Update on Shenandoah National Park Wildfire

By: Elizabeth Lamb Email
By: Elizabeth Lamb Email

A fire in Shenandoah National Park is rapidly growing. It reached 800 acres on Friday.

It is on Neighbor Mountain in the Page County area. It has not damaged any structures yet but several trails and shelters are closed in the park and the biggest concern is containing the fire.

To help keep people in the area safe, rescue workers from across the country traveled to the Valley to fight the wildfire. Several teams were on the ground and in the air working around the clock to get the fire contained. Helicopter crews headed to the Valley to get a better view of the fire and what needs to be done.

On crew member told a WHSV reporter what it was like to fight fires from the sky.

Fire Management Officer John Fry landed in a helicopter in Page County after getting a look from the sky of the burning Shenandoah National Park.

“It's a level-playing field, so instead of looking at it from the ground and you see all the topographic features, you're above the fire and you can see a lot more,” said Fry.

That view means Fry's team can use GPS technology to plan the team's best move. Teams from Georgia, New Jersey and Florida headed to the Valley to try and contain the fire.

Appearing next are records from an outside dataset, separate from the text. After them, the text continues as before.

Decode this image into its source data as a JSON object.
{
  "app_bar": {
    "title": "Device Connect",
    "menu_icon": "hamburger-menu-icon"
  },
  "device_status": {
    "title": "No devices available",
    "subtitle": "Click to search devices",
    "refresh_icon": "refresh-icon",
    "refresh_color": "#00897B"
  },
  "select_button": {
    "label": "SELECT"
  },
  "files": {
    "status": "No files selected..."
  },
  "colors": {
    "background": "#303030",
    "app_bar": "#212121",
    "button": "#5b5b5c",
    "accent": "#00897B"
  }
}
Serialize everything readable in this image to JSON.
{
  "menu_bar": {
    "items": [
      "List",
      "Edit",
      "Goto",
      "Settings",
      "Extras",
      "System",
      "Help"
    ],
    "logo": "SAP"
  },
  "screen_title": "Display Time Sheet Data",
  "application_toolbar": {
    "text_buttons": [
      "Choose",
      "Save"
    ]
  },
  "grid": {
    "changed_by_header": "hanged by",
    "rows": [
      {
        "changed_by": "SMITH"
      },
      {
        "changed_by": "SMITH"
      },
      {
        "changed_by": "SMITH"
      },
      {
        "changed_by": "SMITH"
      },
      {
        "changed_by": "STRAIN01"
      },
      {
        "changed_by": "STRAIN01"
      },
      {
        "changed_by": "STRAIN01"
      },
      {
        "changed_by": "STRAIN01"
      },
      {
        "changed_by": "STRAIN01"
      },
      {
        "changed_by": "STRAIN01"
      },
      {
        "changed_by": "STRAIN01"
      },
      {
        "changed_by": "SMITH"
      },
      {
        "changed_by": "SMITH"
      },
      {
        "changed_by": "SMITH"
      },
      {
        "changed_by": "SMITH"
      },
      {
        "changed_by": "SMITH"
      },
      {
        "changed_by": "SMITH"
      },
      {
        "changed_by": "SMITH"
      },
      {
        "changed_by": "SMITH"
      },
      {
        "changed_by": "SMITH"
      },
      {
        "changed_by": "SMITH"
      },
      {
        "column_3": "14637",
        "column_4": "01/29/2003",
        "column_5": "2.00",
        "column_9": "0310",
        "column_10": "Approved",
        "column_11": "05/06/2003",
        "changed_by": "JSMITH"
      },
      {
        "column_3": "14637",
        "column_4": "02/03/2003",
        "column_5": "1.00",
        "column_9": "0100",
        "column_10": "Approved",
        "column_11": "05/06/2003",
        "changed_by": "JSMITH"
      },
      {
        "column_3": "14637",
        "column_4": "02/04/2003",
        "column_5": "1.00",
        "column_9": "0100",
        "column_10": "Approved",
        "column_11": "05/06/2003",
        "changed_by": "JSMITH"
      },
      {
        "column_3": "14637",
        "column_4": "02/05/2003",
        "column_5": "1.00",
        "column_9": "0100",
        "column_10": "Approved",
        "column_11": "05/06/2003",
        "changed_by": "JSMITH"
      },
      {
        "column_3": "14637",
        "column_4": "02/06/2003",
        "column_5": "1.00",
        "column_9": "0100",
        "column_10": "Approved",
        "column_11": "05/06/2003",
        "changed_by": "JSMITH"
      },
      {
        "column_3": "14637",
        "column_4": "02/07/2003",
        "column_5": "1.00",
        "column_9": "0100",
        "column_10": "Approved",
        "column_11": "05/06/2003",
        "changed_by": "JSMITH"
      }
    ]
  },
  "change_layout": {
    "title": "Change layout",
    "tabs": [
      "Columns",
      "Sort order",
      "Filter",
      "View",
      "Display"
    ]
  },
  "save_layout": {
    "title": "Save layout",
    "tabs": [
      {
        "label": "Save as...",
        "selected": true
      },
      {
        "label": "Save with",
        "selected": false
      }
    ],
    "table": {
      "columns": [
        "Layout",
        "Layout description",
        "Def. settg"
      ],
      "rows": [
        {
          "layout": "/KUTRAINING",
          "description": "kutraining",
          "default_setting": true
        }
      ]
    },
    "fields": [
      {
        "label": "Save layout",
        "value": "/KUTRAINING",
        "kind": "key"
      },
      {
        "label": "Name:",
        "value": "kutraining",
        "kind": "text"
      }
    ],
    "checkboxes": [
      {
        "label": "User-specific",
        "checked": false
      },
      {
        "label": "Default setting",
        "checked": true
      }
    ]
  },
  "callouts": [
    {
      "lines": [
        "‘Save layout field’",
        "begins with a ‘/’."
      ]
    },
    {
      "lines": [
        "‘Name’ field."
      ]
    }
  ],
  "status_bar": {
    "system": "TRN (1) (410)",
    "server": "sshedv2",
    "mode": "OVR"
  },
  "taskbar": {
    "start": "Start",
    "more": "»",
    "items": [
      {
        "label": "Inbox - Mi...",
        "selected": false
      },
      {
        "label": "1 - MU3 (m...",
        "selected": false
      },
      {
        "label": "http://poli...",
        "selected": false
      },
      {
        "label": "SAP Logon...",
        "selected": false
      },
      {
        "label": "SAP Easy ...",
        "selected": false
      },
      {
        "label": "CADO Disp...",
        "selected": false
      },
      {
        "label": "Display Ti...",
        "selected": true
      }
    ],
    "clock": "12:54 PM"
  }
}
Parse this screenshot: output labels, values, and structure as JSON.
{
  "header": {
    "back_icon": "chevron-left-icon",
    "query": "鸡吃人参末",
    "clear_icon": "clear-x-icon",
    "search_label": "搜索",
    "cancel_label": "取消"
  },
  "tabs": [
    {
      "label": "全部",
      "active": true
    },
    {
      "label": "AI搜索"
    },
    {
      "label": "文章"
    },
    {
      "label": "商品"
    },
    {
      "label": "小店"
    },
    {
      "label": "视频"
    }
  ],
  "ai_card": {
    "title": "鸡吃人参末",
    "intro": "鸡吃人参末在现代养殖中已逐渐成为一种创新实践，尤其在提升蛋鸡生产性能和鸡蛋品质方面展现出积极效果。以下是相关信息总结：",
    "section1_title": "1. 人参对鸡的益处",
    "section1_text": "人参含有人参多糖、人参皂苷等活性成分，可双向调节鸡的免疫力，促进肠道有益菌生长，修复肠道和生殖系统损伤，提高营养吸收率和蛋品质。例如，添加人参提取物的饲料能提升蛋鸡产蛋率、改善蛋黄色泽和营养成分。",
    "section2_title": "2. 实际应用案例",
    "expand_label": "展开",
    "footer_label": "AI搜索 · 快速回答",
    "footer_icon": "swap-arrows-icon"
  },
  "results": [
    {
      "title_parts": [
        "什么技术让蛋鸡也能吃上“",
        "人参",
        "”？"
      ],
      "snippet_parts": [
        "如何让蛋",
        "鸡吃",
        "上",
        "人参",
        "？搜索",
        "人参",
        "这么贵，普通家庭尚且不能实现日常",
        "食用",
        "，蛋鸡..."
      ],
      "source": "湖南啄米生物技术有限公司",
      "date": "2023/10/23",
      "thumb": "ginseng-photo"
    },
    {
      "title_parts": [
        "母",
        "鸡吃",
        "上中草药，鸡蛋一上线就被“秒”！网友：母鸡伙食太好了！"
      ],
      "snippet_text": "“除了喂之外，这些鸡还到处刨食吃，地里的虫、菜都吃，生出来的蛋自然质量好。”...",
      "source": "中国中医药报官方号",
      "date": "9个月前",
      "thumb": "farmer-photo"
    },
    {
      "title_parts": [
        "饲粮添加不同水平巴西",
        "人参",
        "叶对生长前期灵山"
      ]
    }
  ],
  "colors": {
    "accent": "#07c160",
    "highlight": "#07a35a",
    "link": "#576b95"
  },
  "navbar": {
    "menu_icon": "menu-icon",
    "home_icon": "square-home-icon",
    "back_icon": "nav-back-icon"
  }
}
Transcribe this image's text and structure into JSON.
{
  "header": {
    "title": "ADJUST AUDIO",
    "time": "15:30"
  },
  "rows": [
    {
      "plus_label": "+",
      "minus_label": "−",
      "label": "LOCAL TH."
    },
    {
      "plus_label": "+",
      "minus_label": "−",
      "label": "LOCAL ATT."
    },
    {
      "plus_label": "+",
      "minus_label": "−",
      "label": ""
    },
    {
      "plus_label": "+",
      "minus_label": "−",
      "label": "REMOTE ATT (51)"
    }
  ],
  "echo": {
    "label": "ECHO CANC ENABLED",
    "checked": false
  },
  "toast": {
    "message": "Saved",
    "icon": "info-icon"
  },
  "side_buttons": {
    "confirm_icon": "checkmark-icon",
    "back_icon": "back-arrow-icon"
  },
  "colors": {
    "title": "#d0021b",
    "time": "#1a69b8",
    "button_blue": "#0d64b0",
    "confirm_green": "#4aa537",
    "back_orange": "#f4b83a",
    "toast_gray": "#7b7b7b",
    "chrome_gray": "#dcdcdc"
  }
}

“Wildland Firefighting's a small community and we try to help other agencies out, so a lot of the folks, if they weren't here would be out west on those fires.”

Park Officer Linda Friar said fires like this one need to be contained, since it stretched across the park's Skyline Drive.

She did say the fire could benefit the Valley's ecosystem, after firefighters extinguish it.

“This could actually be good in the long-run that it will get rid of that fuels,” said Friar. “If there's any other fires in that area it won't burn as much. It will bring new growth, and many of the species in the area rely on that. It's sort of like a cleaning out of your house.”

Fry said the crew's teamwork from firefighters and from the community has helped.

“It's great to see folks basically give up their day jobs to go to help fight fire,” said Fry. “The locals in town have been tremendous. They've stopped and talked to us and asked us how the fire's doing, so the local support's tremendous right now.”

The fire officer says Friday's hot and dry conditions exacerbate the fire. The park system wants people to know they could see more smoke from this fire and they want people to be aware of driving hazards that can come with smoke.